Thursday 25 September 2008

by: Frank Ahrens, The Washington Post

    Asset sales may lead to write-downs, insolvencies, Orszag tells Congress.

    The director of the Congressional Budget Office said yesterday that the proposed Wall Street bailout could actually worsen the current financial crisis.

    During testimony before the House Budget Committee, Peter R. Orszag — Congress’s top bookkeeper — said the bailout could expose the way companies are stowing toxic assets on their books, leading to greater problems.

    “Ironically, the intervention could even trigger additional failures of large institutions, because some institutions may be carrying troubled assets on their books at inflated values,” Orszag said in his testimony. “Establishing clearer prices might reveal those institutions to be insolvent.”

    In an interview later yesterday, Orszag explained using the following example: Suppose a company has Asset X, whose value is recorded on the books as $100. Because of the current economic decline, Asset X’s real value has dropped to $50. If the company takes part in the government bailout and sells Asset X for $50, the company has to report a $50 loss on its books.

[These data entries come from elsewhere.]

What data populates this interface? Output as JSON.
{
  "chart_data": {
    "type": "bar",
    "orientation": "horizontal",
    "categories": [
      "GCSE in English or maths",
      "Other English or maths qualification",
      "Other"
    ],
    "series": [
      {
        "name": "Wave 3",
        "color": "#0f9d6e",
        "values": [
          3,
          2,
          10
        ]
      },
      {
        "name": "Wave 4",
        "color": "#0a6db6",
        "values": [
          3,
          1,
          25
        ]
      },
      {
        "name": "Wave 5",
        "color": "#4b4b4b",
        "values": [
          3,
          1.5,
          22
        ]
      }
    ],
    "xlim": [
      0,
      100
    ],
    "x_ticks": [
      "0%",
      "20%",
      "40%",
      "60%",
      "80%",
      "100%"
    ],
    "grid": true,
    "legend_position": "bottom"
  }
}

On a scale of millions of dollars, such write-downs could ruin a company.

    Such companies “look solvent today only because it’s kind of hidden,” Orszag said. “They actually are insolvent” already, he said.

    In hearings on Capitol Hill so far this week, criticism of the bailout plan put forward by Treasury Secretary Henry M. Paulson Jr. and Federal Reserve Chairman Ben S. Bernanke has largely been restricted to the shape of the $700 billion proposal, how the money will be spent and what sort of oversight Treasury should have.

    But Orszag yesterday questioned the wisdom of the plan itself, testifying that “it therefore remains uncertain whether the program will be sufficient to restore trust.”

    In yesterday’s interview, Orszag said, “The key question is: What are we buying and what are we paying for it?”

    Orszag offered alternatives, such as equity injections into particularly troubled companies, but allowed that those could lead to further problems, as well. In the end, he said, Congress must pass some sort of relief, if only because Wall Street is expecting it.

    “If we did nothing, there is a significant risk of another collapse of confidence in the financial markets,” he said.

    Then, there is the paperwork cost of the bailout.

    The budget office “expects that the administrative costs of operating the program could amount to a few billion dollars per year, as long as the government held all or most of the purchased assets,” he testified, without defining what he meant by “a few.”

    Even as the financial markets rallied Thursday and Friday, Orszag said, the credit situation was so dire that “short-term lending was virtually shut down.”

    He said that the Treasury was acting as a go-between in short-term lending between banks. Instead of Bank A lending directly to Bank B, as is customary, Bank A no longer had confidence that Bank B could repay the loan.

    So Bank A would give the money to the Treasury, which issued a security that was put into the Federal Reserve, which then issued the cash to Bank B.

    If the government is forced to intermediate such ordinary transactions, commerce slows, credit confidence remains low, and operational strain is placed on the Treasury and the Fed.

    “You don’t want them in the middle of every short-term financial transaction,” Orszag said.

    During questioning before the Joint Economic Committee earlier yesterday, Bernanke acknowledged concerns about the bailout’s effect on the budget.

    “I think those concerns are very serious,” he said. “But it’s really a question of alternatives.”